Minimally invasive surgery trims the hospital stay to three to four days and it can shorten the recovery period to four to six weeks. People who get a PKR experienced less pain and were able to resume daily activities faster and better than those who had standard surgery. At one year, however, there were no significant differences between the two groups.
Minimally invasive approaches aren’t appropriate for everybody. Surgeons carefully evaluate each patient and select the approach that’s best. Also, minimally invasive surgery is more difficult to perform and requires a more specific technique, instruments, and surgical training. One study found that it requires about one hour longer than a traditional surgery. Consult your surgeon to discuss your options.

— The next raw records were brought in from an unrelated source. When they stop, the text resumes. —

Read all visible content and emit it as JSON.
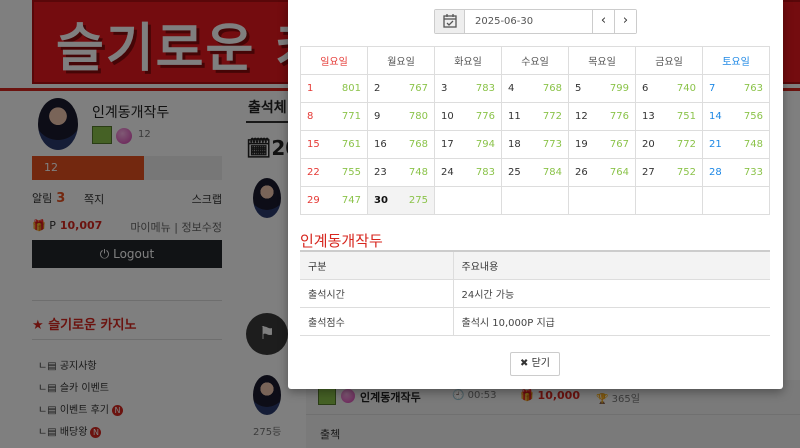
{
  "background": {
    "banner_text": "슬기로운 카",
    "user": {
      "name": "인계동개작두",
      "level": "12",
      "xp_percent": 59,
      "xp_label": "12"
    },
    "alarm_label": "알림",
    "alarm_count": "3",
    "memo_label": "쪽지",
    "scrap_label": "스크랩",
    "point_label": "P",
    "point_value": "10,007",
    "my_menu": "마이메뉴",
    "info_edit": "정보수정",
    "separator": "|",
    "logout_label": "Logout",
    "casino_title": "슬기로운 카지노",
    "menu": [
      "공지사항",
      "슬카 이벤트",
      "이벤트 후기",
      "배당왕"
    ],
    "new_badge": "N",
    "page_title": "출석체",
    "calendar_title": "20",
    "count_label": "275등",
    "list_row": {
      "name": "인계동개작두",
      "time": "00:53",
      "points": "10,000",
      "rank": "365일",
      "memo": "출첵"
    },
    "colors": {
      "brand_red": "#d7261e",
      "xp_orange": "#e7511f",
      "point_green": "#8bc34a"
    }
  },
  "modal": {
    "date_value": "2025-06-30",
    "prev_icon": "‹",
    "next_icon": "›",
    "weekdays": [
      "일요일",
      "월요일",
      "화요일",
      "수요일",
      "목요일",
      "금요일",
      "토요일"
    ],
    "weeks": [
      [
        {
          "day": "1",
          "points": "801"
        },
        {
          "day": "2",
          "points": "767"
        },
        {
          "day": "3",
          "points": "783"
        },
        {
          "day": "4",
          "points": "768"
        },
        {
          "day": "5",
          "points": "799"
        },
        {
          "day": "6",
          "points": "740"
        },
        {
          "day": "7",
          "points": "763"
        }
      ],
      [
        {
          "day": "8",
          "points": "771"
        },
        {
          "day": "9",
          "points": "780"
        },
        {
          "day": "10",
          "points": "776"
        },
        {
          "day": "11",
          "points": "772"
        },
        {
          "day": "12",
          "points": "776"
        },
        {
          "day": "13",
          "points": "751"
        },
        {
          "day": "14",
          "points": "756"
        }
      ],
      [
        {
          "day": "15",
          "points": "761"
        },
        {
          "day": "16",
          "points": "768"
        },
        {
          "day": "17",
          "points": "794"
        },
        {
          "day": "18",
          "points": "773"
        },
        {
          "day": "19",
          "points": "767"
        },
        {
          "day": "20",
          "points": "772"
        },
        {
          "day": "21",
          "points": "748"
        }
      ],
      [
        {
          "day": "22",
          "points": "755"
        },
        {
          "day": "23",
          "points": "748"
        },
        {
          "day": "24",
          "points": "783"
        },
        {
          "day": "25",
          "points": "784"
        },
        {
          "day": "26",
          "points": "764"
        },
        {
          "day": "27",
          "points": "752"
        },
        {
          "day": "28",
          "points": "733"
        }
      ],
      [
        {
          "day": "29",
          "points": "747"
        },
        {
          "day": "30",
          "points": "275",
          "today": true
        },
        null,
        null,
        null,
        null,
        null
      ]
    ],
    "user_name": "인계동개작두",
    "info_table": {
      "headers": [
        "구분",
        "주요내용"
      ],
      "rows": [
        [
          "출석시간",
          "24시간 가능"
        ],
        [
          "출석점수",
          "출석시 10,000P 지급"
        ]
      ]
    },
    "close_label": "닫기",
    "close_icon": "✖"
  }
}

Computer-assisted surgery (CAS)
Increasingly, surgeons are also turning to computer-assisted methods for both TKRs and PKRs involving both traditional and minimally invasive procedures. A surgeon enters a patient’s anatomical data into a computer — a process called “registration” — and the computer generates a 3-D model of the knee.
The software provides the surgeon with a more precise, computer-aided image of the knee. The computer helps the surgeon align the knee components more precisely in the bone and increases the odds that the device will work effectively.
A computer-based approach also allows a surgeon to operate with a smaller incision and benefits the patient by reducing recovery time. A more precise fit can also reduce wear and increase the longevity of the new joint.
The bottom line
Today’s procedures are increasingly sophisticated and safe. They’re paving the way for millions of people to enjoy a healthier and more active life. Talk with your surgeon to determine what procedure is best for your specific needs.